The Ballarat Western Croquet Club lawn requires a lot of care from members.(Supplied: Ballarat Western Croquet Club)

“Our last water bill before Christmas was nearly $1,000 … so that’s a lot of money for a little club.”

Ms Leviston is hopeful the tenacity of the members will see them through this difficult stretch.

“I’m positive that the club will keep going because I know that our members are as keen as mustard and they love to be out on the court playing,” she said.

Players keep it going in between sheep farming

David Rowbottom has been the president of the Orford and District Table Tennis Association since 1972 and he said despite the setbacks brought on by the coronavirus pandemic, it will not be folding anytime soon.

The association was set up in the 1950s in the tiny south-west Victorian sheep-farming community of Orford, which had just over 100 residents at the 2016 census.

The Orford Memorial Hall.
The Orford Memorial Hall in south-west Victoria has been the base for a strong table tennis association since the 1950s.(ABC South West Victoria: Sian Johnson)

Mr Rowbottom said many similar associations had stopped operating over the years, but his club had a “tremendous core” of players that had stuck around for decades.

“It’s a great, clean sport and very rarely does anyone get injured,” he said.

The association usually has about 30 players but Mr Rowbottom said it was becoming more difficult to maintain numbers.

They carefully manage their funds and import high-quality tables from Germany and inherited some from the 2006 Melbourne Commonwealth Games.

“Family farms are disappearing and the young people go to the city for their jobs and not a lot stay around,” Mr Rowbottom said.

A man wearing a mask with a young woman and a boy.
David Rowbottom is instilling a love of table tennis in his grandchildren Ally, 14, and Jensen, aged 8.(ABC South West Victoria: Sian Johnson)

At the beginning of 2020 the association managed to attract more players from coastal hub of Port Fairy, but apart from a few games in between restrictions the competition has mostly been on hold.

“We’re pretty certain that the majority of the players that we picked up will keep going, but there is some concern about next year,” he said

“It definitely won’t be the end, though — we’ll keep going.”

Small sports rely heavily on volunteers

Chief executive of VicSport, Lisa Hasker, said weathering the COVID-19 storm has been tougher for the smaller clubs.

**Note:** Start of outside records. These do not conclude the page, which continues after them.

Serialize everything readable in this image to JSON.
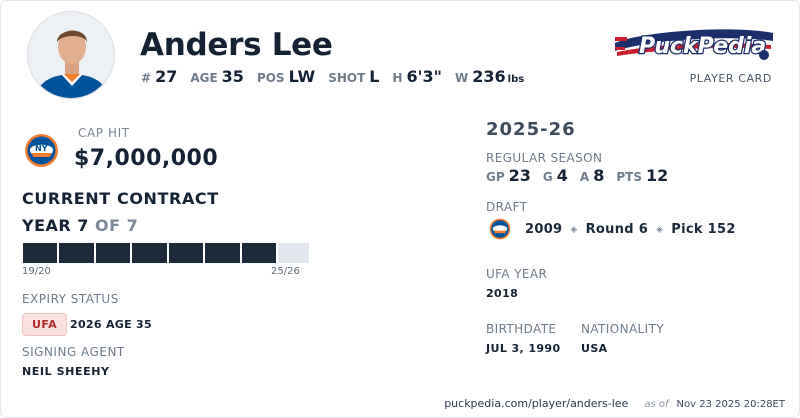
{
  "player": {
    "name": "Anders Lee",
    "number_label": "#",
    "number": "27",
    "age_label": "AGE",
    "age": "35",
    "pos_label": "POS",
    "pos": "LW",
    "shot_label": "SHOT",
    "shot": "L",
    "height_label": "H",
    "height": "6'3\"",
    "weight_label": "W",
    "weight": "236",
    "weight_unit": "lbs"
  },
  "brand": {
    "logo_text": "PuckPedia",
    "card_label": "PLAYER CARD"
  },
  "contract": {
    "cap_hit_label": "CAP HIT",
    "cap_hit": "$7,000,000",
    "title": "CURRENT CONTRACT",
    "year_label": "YEAR 7",
    "year_of": "OF 7",
    "progress_fraction": 0.89,
    "bar_start": "19/20",
    "bar_end": "25/26",
    "expiry_label": "EXPIRY STATUS",
    "expiry_badge": "UFA",
    "expiry_text": "2026 AGE 35",
    "agent_label": "SIGNING AGENT",
    "agent": "NEIL SHEEHY"
  },
  "season": {
    "title": "2025-26",
    "regular_season_label": "REGULAR SEASON",
    "gp_label": "GP",
    "gp": "23",
    "g_label": "G",
    "g": "4",
    "a_label": "A",
    "a": "8",
    "pts_label": "PTS",
    "pts": "12"
  },
  "draft": {
    "label": "DRAFT",
    "year": "2009",
    "round": "Round 6",
    "pick": "Pick 152"
  },
  "ufa": {
    "label": "UFA YEAR",
    "value": "2018"
  },
  "bio": {
    "birthdate_label": "BIRTHDATE",
    "birthdate": "JUL 3, 1990",
    "nationality_label": "NATIONALITY",
    "nationality": "USA"
  },
  "footer": {
    "url": "puckpedia.com/player/anders-lee",
    "as_of": "as of",
    "timestamp": "Nov 23 2025 20:28ET"
  },
  "icons": {
    "team_logo": "islanders-logo-icon",
    "separator": "diamond-separator-icon"
  },
  "colors": {
    "team_blue": "#00539b",
    "team_orange": "#f47d30",
    "bar_fill": "#1d2a3a",
    "ufa_badge_bg": "#fbe0e0",
    "ufa_badge_text": "#b02a2a"
  }
}
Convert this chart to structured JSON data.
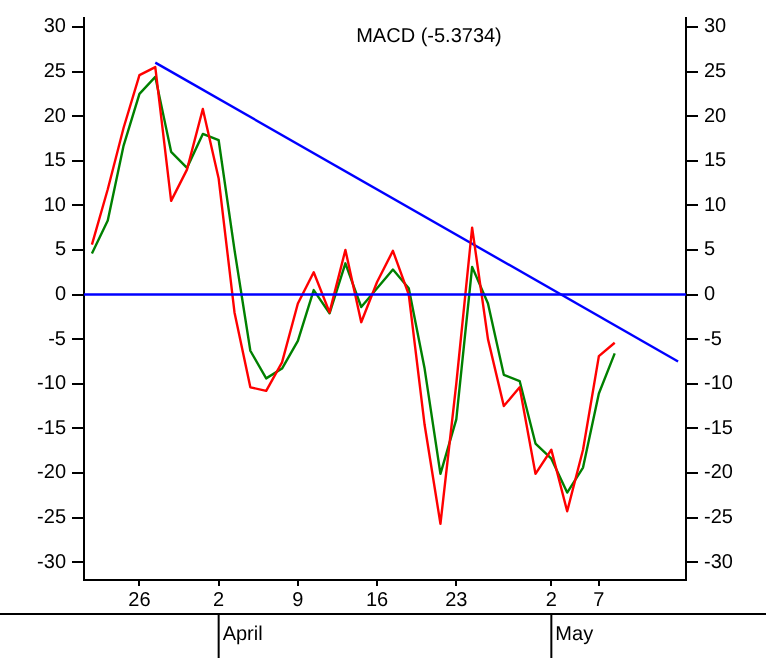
{
  "chart_data": {
    "type": "line",
    "title": "MACD (-5.3734)",
    "categories": [
      null,
      null,
      null,
      "26",
      null,
      null,
      null,
      null,
      "2",
      null,
      null,
      null,
      null,
      "9",
      null,
      null,
      null,
      null,
      "16",
      null,
      null,
      null,
      null,
      "23",
      null,
      null,
      null,
      null,
      null,
      "2",
      null,
      null,
      "7",
      null,
      null,
      null,
      null,
      null
    ],
    "series": [
      {
        "color": "#ff0000",
        "values": [
          5.6,
          11.8,
          18.7,
          24.6,
          25.5,
          10.5,
          14,
          20.8,
          13,
          -2,
          -10.4,
          -10.8,
          -7.6,
          -1,
          2.5,
          -2,
          5,
          -3.1,
          1.4,
          4.9,
          0,
          -14.6,
          -25.7,
          -10,
          7.5,
          -5,
          -12.5,
          -10.4,
          -20.1,
          -17.4,
          -24.3,
          -17.4,
          -6.9,
          -5.4,
          null,
          null,
          null,
          null
        ]
      },
      {
        "color": "#008000",
        "values": [
          4.6,
          8.3,
          16.7,
          22.5,
          24.4,
          16,
          14.2,
          18,
          17.3,
          5,
          -6.3,
          -9.4,
          -8.3,
          -5.2,
          0.5,
          -2.1,
          3.5,
          -1.4,
          0.7,
          2.8,
          0.7,
          -8.3,
          -20.1,
          -14,
          3.1,
          -1,
          -9,
          -9.7,
          -16.7,
          -18.4,
          -22.2,
          -19.4,
          -11.1,
          -6.6,
          null,
          null,
          null,
          null
        ]
      },
      {
        "type": "line",
        "color": "#0000ff",
        "values": [
          null,
          null,
          null,
          null,
          26,
          null,
          null,
          null,
          null,
          null,
          null,
          null,
          null,
          null,
          null,
          null,
          null,
          null,
          null,
          null,
          null,
          null,
          null,
          null,
          null,
          null,
          null,
          null,
          null,
          null,
          null,
          null,
          null,
          null,
          null,
          null,
          null,
          -7.5
        ]
      }
    ],
    "ylim": [
      -32,
      31
    ],
    "yticks": [
      -30,
      -25,
      -20,
      -15,
      -10,
      -5,
      0,
      5,
      10,
      15,
      20,
      25,
      30
    ],
    "y2lim": [
      -32,
      31
    ],
    "y2ticks": [
      -30,
      -25,
      -20,
      -15,
      -10,
      -5,
      0,
      5,
      10,
      15,
      20,
      25,
      30
    ],
    "ref_lines": [
      {
        "axis": "y",
        "value": 0,
        "color": "#0000ff"
      }
    ],
    "annotations": [
      "April",
      "May"
    ],
    "grid": false,
    "legend": false
  }
}
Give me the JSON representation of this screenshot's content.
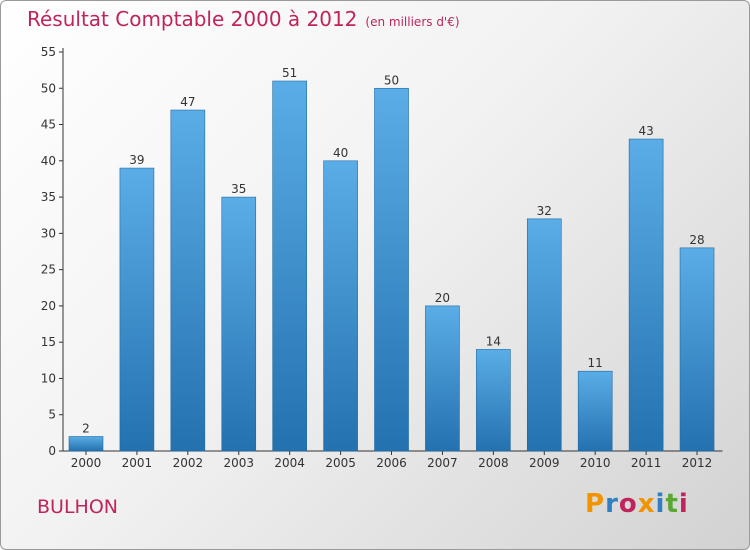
{
  "title": {
    "main": "Résultat Comptable 2000 à 2012",
    "unit": "(en milliers d'€)"
  },
  "commune": "BULHON",
  "logo": {
    "text": "Proxiti",
    "letters": [
      {
        "char": "P",
        "color": "#f29400"
      },
      {
        "char": "r",
        "color": "#2f7fc1"
      },
      {
        "char": "o",
        "color": "#c0245c"
      },
      {
        "char": "x",
        "color": "#f29400"
      },
      {
        "char": "i",
        "color": "#2f7fc1"
      },
      {
        "char": "t",
        "color": "#5aa832"
      },
      {
        "char": "i",
        "color": "#c0245c"
      }
    ]
  },
  "colors": {
    "bar_top": "#5aade6",
    "bar_bottom": "#2471b0",
    "axis": "#333333",
    "title": "#c0245c"
  },
  "chart_data": {
    "type": "bar",
    "title": "Résultat Comptable 2000 à 2012",
    "subtitle": "(en milliers d'€)",
    "xlabel": "",
    "ylabel": "",
    "categories": [
      "2000",
      "2001",
      "2002",
      "2003",
      "2004",
      "2005",
      "2006",
      "2007",
      "2008",
      "2009",
      "2010",
      "2011",
      "2012"
    ],
    "values": [
      2,
      39,
      47,
      35,
      51,
      40,
      50,
      20,
      14,
      32,
      11,
      43,
      28
    ],
    "ylim": [
      0,
      55
    ],
    "yticks": [
      0,
      5,
      10,
      15,
      20,
      25,
      30,
      35,
      40,
      45,
      50,
      55
    ],
    "grid": false,
    "data_labels": true
  }
}
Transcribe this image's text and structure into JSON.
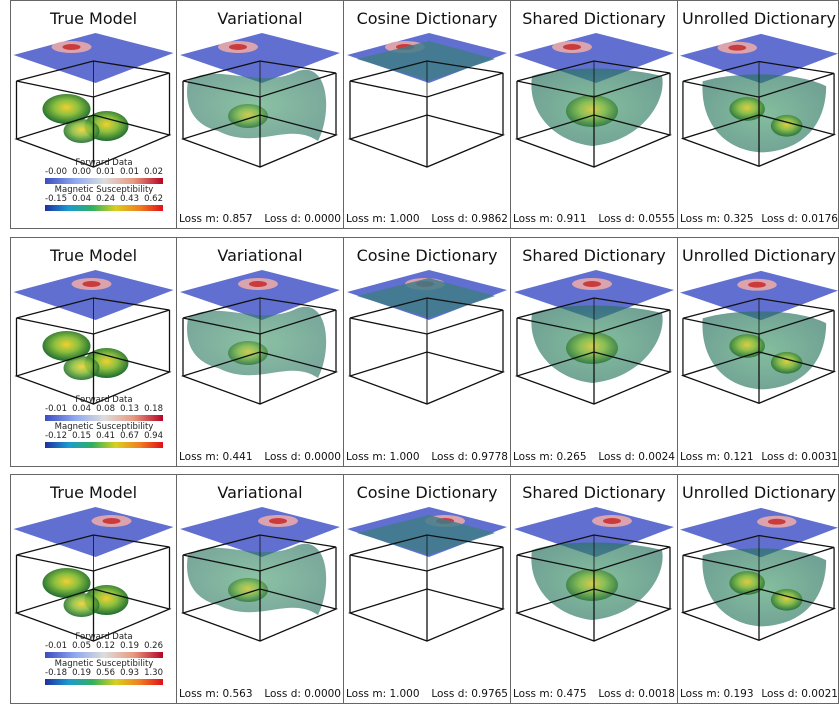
{
  "rows": [
    {
      "panels": [
        {
          "title": "True Model"
        },
        {
          "title": "Variational",
          "loss_m": "Loss m: 0.857",
          "loss_d": "Loss d: 0.0000"
        },
        {
          "title": "Cosine Dictionary",
          "loss_m": "Loss m: 1.000",
          "loss_d": "Loss d: 0.9862"
        },
        {
          "title": "Shared Dictionary",
          "loss_m": "Loss m: 0.911",
          "loss_d": "Loss d: 0.0555"
        },
        {
          "title": "Unrolled Dictionary",
          "loss_m": "Loss m: 0.325",
          "loss_d": "Loss d: 0.0176"
        }
      ],
      "legend": {
        "forward_title": "Forward Data",
        "forward_ticks": [
          "-0.00",
          "0.00",
          "0.01",
          "0.01",
          "0.02"
        ],
        "sus_title": "Magnetic Susceptibility",
        "sus_ticks": [
          "-0.15",
          "0.04",
          "0.24",
          "0.43",
          "0.62"
        ]
      }
    },
    {
      "panels": [
        {
          "title": "True Model"
        },
        {
          "title": "Variational",
          "loss_m": "Loss m: 0.441",
          "loss_d": "Loss d: 0.0000"
        },
        {
          "title": "Cosine Dictionary",
          "loss_m": "Loss m: 1.000",
          "loss_d": "Loss d: 0.9778"
        },
        {
          "title": "Shared Dictionary",
          "loss_m": "Loss m: 0.265",
          "loss_d": "Loss d: 0.0024"
        },
        {
          "title": "Unrolled Dictionary",
          "loss_m": "Loss m: 0.121",
          "loss_d": "Loss d: 0.0031"
        }
      ],
      "legend": {
        "forward_title": "Forward Data",
        "forward_ticks": [
          "-0.01",
          "0.04",
          "0.08",
          "0.13",
          "0.18"
        ],
        "sus_title": "Magnetic Susceptibility",
        "sus_ticks": [
          "-0.12",
          "0.15",
          "0.41",
          "0.67",
          "0.94"
        ]
      }
    },
    {
      "panels": [
        {
          "title": "True Model"
        },
        {
          "title": "Variational",
          "loss_m": "Loss m: 0.563",
          "loss_d": "Loss d: 0.0000"
        },
        {
          "title": "Cosine Dictionary",
          "loss_m": "Loss m: 1.000",
          "loss_d": "Loss d: 0.9765"
        },
        {
          "title": "Shared Dictionary",
          "loss_m": "Loss m: 0.475",
          "loss_d": "Loss d: 0.0018"
        },
        {
          "title": "Unrolled Dictionary",
          "loss_m": "Loss m: 0.193",
          "loss_d": "Loss d: 0.0021"
        }
      ],
      "legend": {
        "forward_title": "Forward Data",
        "forward_ticks": [
          "-0.01",
          "0.05",
          "0.12",
          "0.19",
          "0.26"
        ],
        "sus_title": "Magnetic Susceptibility",
        "sus_ticks": [
          "-0.18",
          "0.19",
          "0.56",
          "0.93",
          "1.30"
        ]
      }
    }
  ]
}
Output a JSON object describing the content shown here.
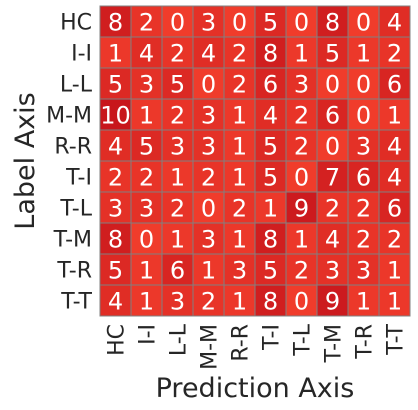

“You’re a big sport, you have resources to lean on … but the small sports are run pretty much entirely by volunteers,” Ms Hasker said.

“There’s a lot of areas where it’s harder because everything falls back onto those volunteers.”

Ms Hasker said the variety these smaller niche sports provide enrichens the sporting landscape around the Victoria.

“We’re all different; we all like different sports,” Ms Hasker said.

“But it doesn’t suit everyone, so I think [variety] is vital.”